Foto: REUTERS/Jean-Paul Pelissier

Vor der Bar du Marché sitzen nordafrikanische Männer im Schatten der Platanen - bei der Bar des Glaces machen es sich hingegen die weißen Franzosen bequem. Sie alle verfolgen das laute Spektakel einer Hochzeit, bei der nicht nur die Braut einen Schleier trägt. Eine ältere Passantin lässt ihre beiden Pudel an einen Blumentrog pinkeln und murrt: "Es ist schmutzig hier, zu viele Araber."

Der Hotelwirt hatte schon bei der Ankunft gewarnt, Carpentras habe einen " üblen Ruf". Hier schändeten Neonazis 1990 den jüdischen Friedhof, den ältesten Frankreichs. Und hier erzielte die Präsidentschaftskandidatin des rechtsextremen Front National (FN), Marine Le Pen, im Mai mit fast 30 Prozent der Stimmen eines ihrer besten lokalen Resultate.

Carpentras, 30.000 Einwohner, am Rande des Weingebietes Côtes du Rhône gelegen, ist tief gesunken. Die lokale Landwirtschaft hält mit der Globalisierung nicht mehr Schritt. 13 Prozent Arbeitslose zählt das Department Vaucluse, mehr als der französische Schnitt. Auf den Melonenfeldern und in den Kirschbaumhainen dominieren Arbeiter aus Nordafrika, an den Wahlurnen die Rechten.

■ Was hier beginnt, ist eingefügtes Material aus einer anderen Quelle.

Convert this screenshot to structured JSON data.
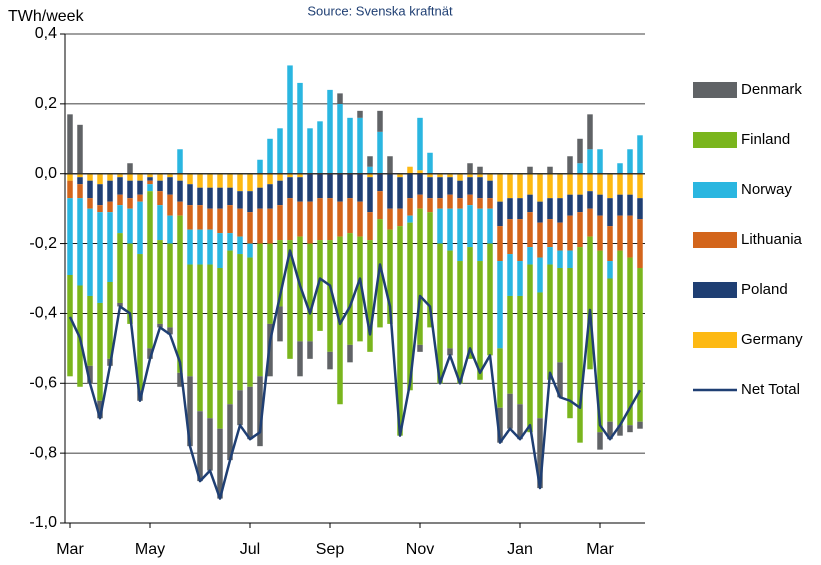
{
  "chart_data": {
    "type": "bar",
    "stacked": true,
    "y_label": "TWh/week",
    "subtitle": "Source: Svenska kraftnät",
    "categories": [
      "Mar",
      null,
      null,
      null,
      null,
      null,
      null,
      null,
      "May",
      null,
      null,
      null,
      null,
      null,
      null,
      null,
      null,
      null,
      "Jul",
      null,
      null,
      null,
      null,
      null,
      null,
      null,
      "Sep",
      null,
      null,
      null,
      null,
      null,
      null,
      null,
      null,
      "Nov",
      null,
      null,
      null,
      null,
      null,
      null,
      null,
      null,
      null,
      "Jan",
      null,
      null,
      null,
      null,
      null,
      null,
      null,
      "Mar",
      null,
      null,
      null,
      null
    ],
    "ylim": [
      -1.0,
      0.4
    ],
    "yticks": [
      {
        "value": 0.4,
        "label": "0,4"
      },
      {
        "value": 0.2,
        "label": "0,2"
      },
      {
        "value": 0,
        "label": "0,0"
      },
      {
        "value": -0.2,
        "label": "-0,2"
      },
      {
        "value": -0.4,
        "label": "-0,4"
      },
      {
        "value": -0.6,
        "label": "-0,6"
      },
      {
        "value": -0.8,
        "label": "-0,8"
      },
      {
        "value": -1.0,
        "label": "-1,0"
      }
    ],
    "grid": true,
    "legend": "right",
    "series": [
      {
        "name": "Denmark",
        "color": "#606366",
        "values": [
          0.17,
          0.14,
          -0.05,
          -0.05,
          -0.02,
          -0.01,
          0.03,
          -0.03,
          -0.03,
          -0.01,
          -0.02,
          -0.04,
          -0.2,
          -0.2,
          -0.15,
          -0.2,
          -0.16,
          -0.1,
          -0.15,
          -0.2,
          -0.15,
          -0.1,
          0,
          -0.1,
          -0.05,
          0,
          -0.05,
          0.03,
          -0.05,
          0.02,
          0.03,
          0.06,
          0.05,
          0,
          0,
          -0.02,
          0,
          0,
          -0.02,
          0,
          0.03,
          0.02,
          0,
          -0.1,
          -0.1,
          -0.1,
          0.02,
          -0.2,
          0.02,
          -0.1,
          0.05,
          0.07,
          0.1,
          -0.05,
          -0.05,
          -0.03,
          -0.02,
          -0.02
        ]
      },
      {
        "name": "Finland",
        "color": "#7ab51d",
        "values": [
          -0.29,
          -0.29,
          -0.2,
          -0.28,
          -0.22,
          -0.2,
          -0.23,
          -0.39,
          -0.45,
          -0.24,
          -0.24,
          -0.45,
          -0.32,
          -0.42,
          -0.44,
          -0.46,
          -0.44,
          -0.39,
          -0.37,
          -0.38,
          -0.23,
          -0.19,
          -0.34,
          -0.3,
          -0.28,
          -0.26,
          -0.32,
          -0.48,
          -0.32,
          -0.3,
          -0.32,
          -0.31,
          -0.27,
          -0.6,
          -0.48,
          -0.39,
          -0.33,
          -0.4,
          -0.28,
          -0.35,
          -0.32,
          -0.34,
          -0.32,
          -0.17,
          -0.28,
          -0.31,
          -0.48,
          -0.36,
          -0.33,
          -0.27,
          -0.43,
          -0.56,
          -0.38,
          -0.52,
          -0.41,
          -0.5,
          -0.48,
          -0.44
        ]
      },
      {
        "name": "Norway",
        "color": "#2ab6e0",
        "values": [
          -0.22,
          -0.25,
          -0.25,
          -0.26,
          -0.2,
          -0.08,
          -0.1,
          -0.15,
          -0.02,
          -0.1,
          -0.08,
          0.07,
          -0.1,
          -0.1,
          -0.1,
          -0.1,
          -0.05,
          -0.05,
          -0.04,
          0.04,
          0.1,
          0.13,
          0.31,
          0.26,
          0.13,
          0.15,
          0.24,
          0.2,
          0.16,
          0.16,
          0.02,
          0.12,
          0,
          0,
          -0.02,
          0.15,
          0.06,
          -0.1,
          -0.12,
          -0.15,
          -0.12,
          -0.15,
          -0.1,
          -0.25,
          -0.12,
          -0.1,
          -0.05,
          -0.1,
          -0.05,
          -0.05,
          -0.05,
          0.03,
          0.07,
          0.07,
          -0.05,
          0.03,
          0.07,
          0.11
        ]
      },
      {
        "name": "Lithuania",
        "color": "#d3651b",
        "values": [
          -0.05,
          -0.04,
          -0.03,
          -0.02,
          -0.03,
          -0.03,
          -0.03,
          -0.02,
          -0.01,
          -0.04,
          -0.06,
          -0.04,
          -0.07,
          -0.07,
          -0.06,
          -0.07,
          -0.08,
          -0.08,
          -0.09,
          -0.1,
          -0.1,
          -0.1,
          -0.12,
          -0.1,
          -0.12,
          -0.12,
          -0.12,
          -0.1,
          -0.1,
          -0.1,
          -0.08,
          -0.08,
          -0.06,
          -0.05,
          -0.05,
          -0.04,
          -0.04,
          -0.03,
          -0.04,
          -0.03,
          -0.03,
          -0.03,
          -0.03,
          -0.1,
          -0.1,
          -0.12,
          -0.1,
          -0.1,
          -0.08,
          -0.08,
          -0.1,
          -0.1,
          -0.08,
          -0.1,
          -0.1,
          -0.1,
          -0.12,
          -0.14
        ]
      },
      {
        "name": "Poland",
        "color": "#1f3f73",
        "values": [
          0,
          -0.02,
          -0.05,
          -0.06,
          -0.06,
          -0.05,
          -0.05,
          -0.04,
          -0.01,
          -0.03,
          -0.05,
          -0.06,
          -0.06,
          -0.05,
          -0.06,
          -0.06,
          -0.05,
          -0.05,
          -0.06,
          -0.06,
          -0.07,
          -0.07,
          -0.06,
          -0.07,
          -0.08,
          -0.07,
          -0.07,
          -0.08,
          -0.07,
          -0.08,
          -0.1,
          -0.05,
          -0.1,
          -0.09,
          -0.07,
          -0.06,
          -0.06,
          -0.06,
          -0.05,
          -0.05,
          -0.05,
          -0.06,
          -0.05,
          -0.07,
          -0.06,
          -0.06,
          -0.05,
          -0.06,
          -0.06,
          -0.07,
          -0.06,
          -0.05,
          -0.05,
          -0.06,
          -0.08,
          -0.06,
          -0.06,
          -0.06
        ]
      },
      {
        "name": "Germany",
        "color": "#fdb913",
        "values": [
          -0.02,
          -0.01,
          -0.02,
          -0.03,
          -0.02,
          -0.01,
          -0.02,
          -0.02,
          -0.01,
          -0.02,
          -0.01,
          -0.02,
          -0.03,
          -0.04,
          -0.04,
          -0.04,
          -0.04,
          -0.05,
          -0.05,
          -0.04,
          -0.03,
          -0.02,
          -0.01,
          -0.01,
          0,
          0,
          0,
          0,
          0,
          0,
          -0.01,
          0,
          0,
          -0.01,
          0.02,
          0.01,
          -0.01,
          -0.01,
          -0.01,
          -0.02,
          -0.01,
          -0.01,
          -0.02,
          -0.08,
          -0.07,
          -0.07,
          -0.06,
          -0.08,
          -0.07,
          -0.07,
          -0.06,
          -0.06,
          -0.05,
          -0.06,
          -0.07,
          -0.06,
          -0.06,
          -0.07
        ]
      },
      {
        "name": "Net Total",
        "color": "#1f3f73",
        "type": "line",
        "values": [
          -0.41,
          -0.47,
          -0.6,
          -0.7,
          -0.55,
          -0.38,
          -0.4,
          -0.65,
          -0.53,
          -0.44,
          -0.46,
          -0.54,
          -0.78,
          -0.88,
          -0.85,
          -0.93,
          -0.82,
          -0.72,
          -0.76,
          -0.74,
          -0.48,
          -0.35,
          -0.22,
          -0.32,
          -0.4,
          -0.3,
          -0.32,
          -0.43,
          -0.38,
          -0.3,
          -0.46,
          -0.26,
          -0.38,
          -0.75,
          -0.6,
          -0.35,
          -0.38,
          -0.6,
          -0.52,
          -0.6,
          -0.5,
          -0.57,
          -0.52,
          -0.77,
          -0.73,
          -0.76,
          -0.72,
          -0.9,
          -0.57,
          -0.64,
          -0.65,
          -0.67,
          -0.39,
          -0.72,
          -0.76,
          -0.72,
          -0.67,
          -0.62
        ]
      }
    ]
  }
}
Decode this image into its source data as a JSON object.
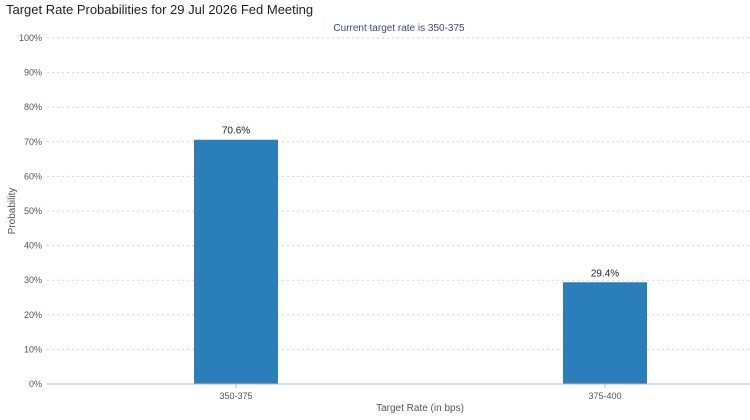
{
  "page": {
    "title": "Target Rate Probabilities for 29 Jul 2026 Fed Meeting"
  },
  "chart_data": {
    "type": "bar",
    "title": "Target Rate Probabilities for 29 Jul 2026 Fed Meeting",
    "subtitle": "Current target rate is 350-375",
    "xlabel": "Target Rate (in bps)",
    "ylabel": "Probability",
    "categories": [
      "350-375",
      "375-400"
    ],
    "values": [
      70.6,
      29.4
    ],
    "data_labels": [
      "70.6%",
      "29.4%"
    ],
    "ylim": [
      0,
      100
    ],
    "yticks": [
      0,
      10,
      20,
      30,
      40,
      50,
      60,
      70,
      80,
      90,
      100
    ],
    "ytick_labels": [
      "0%",
      "10%",
      "20%",
      "30%",
      "40%",
      "50%",
      "60%",
      "70%",
      "80%",
      "90%",
      "100%"
    ],
    "grid": "horizontal dotted",
    "legend": "none",
    "colors": {
      "bar": "#2a7fba",
      "grid": "#d6d6d6",
      "axis": "#bbbbbb",
      "subtitle": "#3a4a8a"
    }
  }
}
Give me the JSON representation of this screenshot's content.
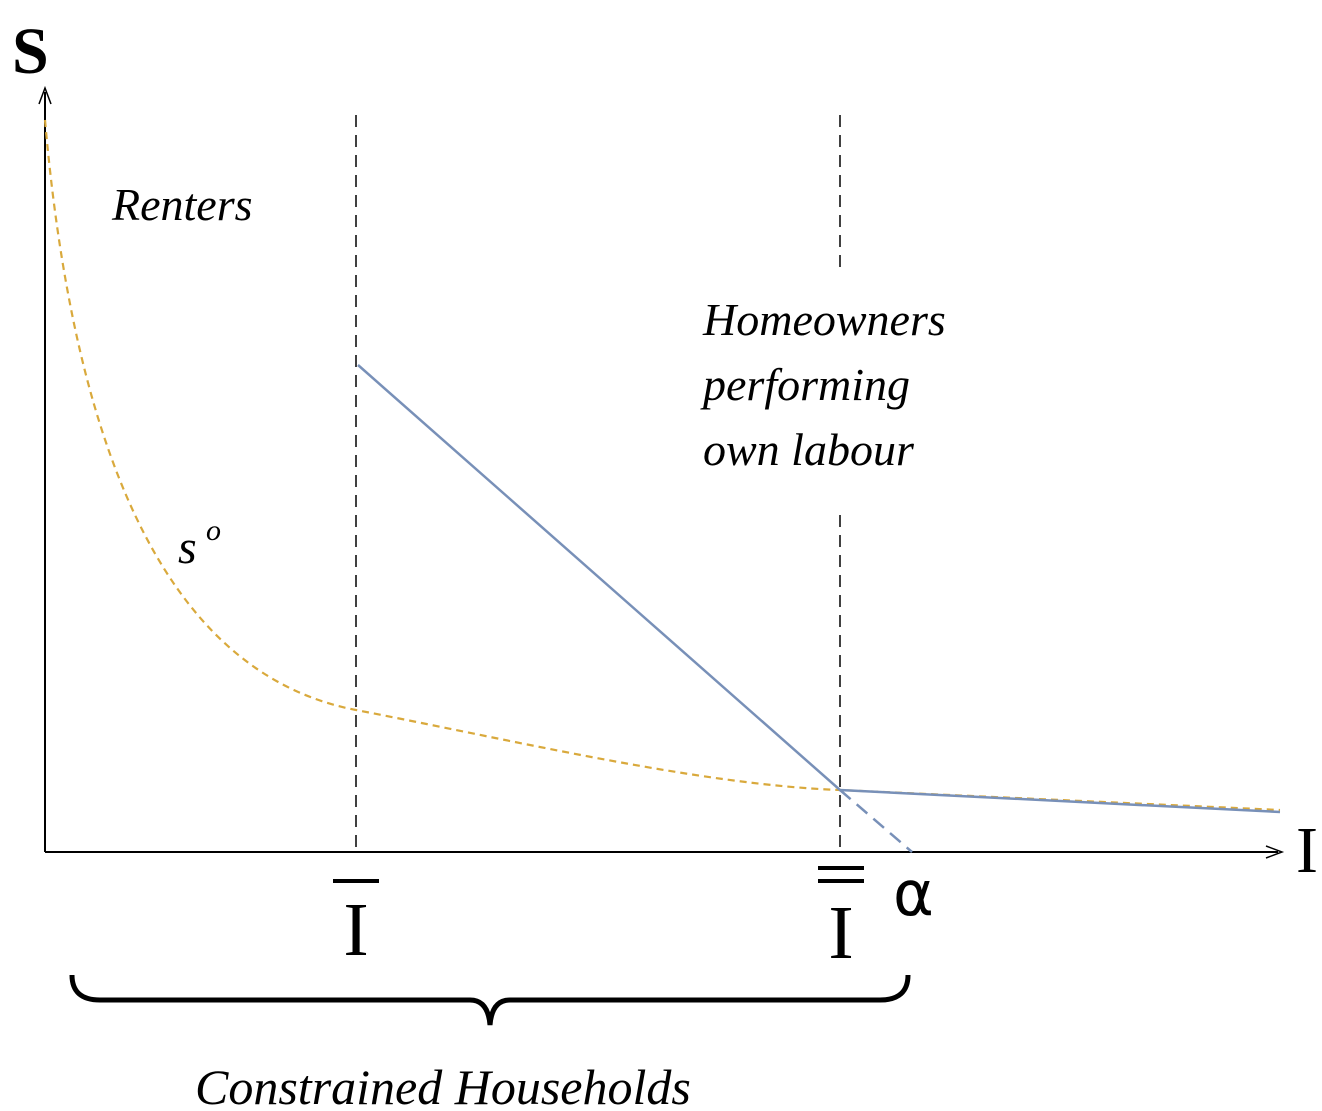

Die Dame mit den Pudeln weiß noch nicht so recht, wem sie am Sonntag die Stimme geben soll: Jean-Michel Ferrand, ein erfahrener 70-jähriger Politfuchs, der die Journalisten boykottiert, gehört zum rechten Flügel der konservativen UMP. Den Platzhirsch fordert eine Jusstudentin aus Paris heraus: Marion Maréchal-Le Pen, die 22-jährige Nichte von Marine Le Pen und Enkelin des Parteigründers Jean-Marie Le Pen. Sie hat gute Chancen, es in die Stichwahl am 17. Juni zu schaffen (siehe Interview).

Die Linkskandidaten sind hier nur Statisten. "Alle reden nur von Marion" , meint die Sozialistin Catherine Arkilovitch kopfschüttelnd. Ein Viertel der Erwerbstätigen, vor allem Frauen und Immigranten, verdienen weniger als 850 Euro, sagt die Psychologin und Arbeitsvermittlerin. "Die Nordafrikaner machen die Feldarbeit, die die Franzosen nicht ausüben wollen. Diese wählen trotzdem Front National, um die Ausländer aus dem Land zu werfen." Und Roger Martin von der Linksfront erzählt: "Ich kenne einige Winzer, die für Le Pen stimmen, in ihren Weinbergen aber ausschließlich Marokkaner beschäftigen."

Marion Le Pen beackert derweil den Wochenmarkt in Monteux, einem Vorort von Carpentras. Sie verteilt Flugblätter mit Forderungen wie "Stopp der Immigration", "Nulltoleranz für Delinquenten" oder "Ende der Straflosigkeit für die Schiebereien der Polit-Eliten". Sie selbst vermeidet solch böse Worte. Fast schüchtern tauscht sie Wangenküsschen mit Marktbesuchern aus, die ihre politische Gesinnung dadurch offen zum Ausdruck bringen. "Ich habe schon für Ihren Opa und Ihre Tante gestimmt" , erklärt eine Verkäuferin. Ein älterer Maghrebiner, dem Le Pen ein Flugblatt hinhält, lehnt dankend ab - eine chinesische Verkäuferin will hingegen unbedingt mit der Kandidatin aufs Bild.

Neue Generation

Beflissen schaut Marion Le Pen weg, als ein paar Studenten auftauchen und Anti-FN-Broschüren verteilen. Sie sind Vertreter der jüdischen Hochschulorganisation UEJF, extra aus Paris gekommen. Ihr Anführer Jonathan Hayoun erklärt, Marion Le Pen sei "die hübsche Fassade ihres greisen Großvaters": Der sei schon 20-mal wegen rassistischer, antisemitischer Äußerungen verurteilt worden; und der Schändung des Friedhofs in Carpentras habe er mit seinen Hasstiraden Vorschub geleistet.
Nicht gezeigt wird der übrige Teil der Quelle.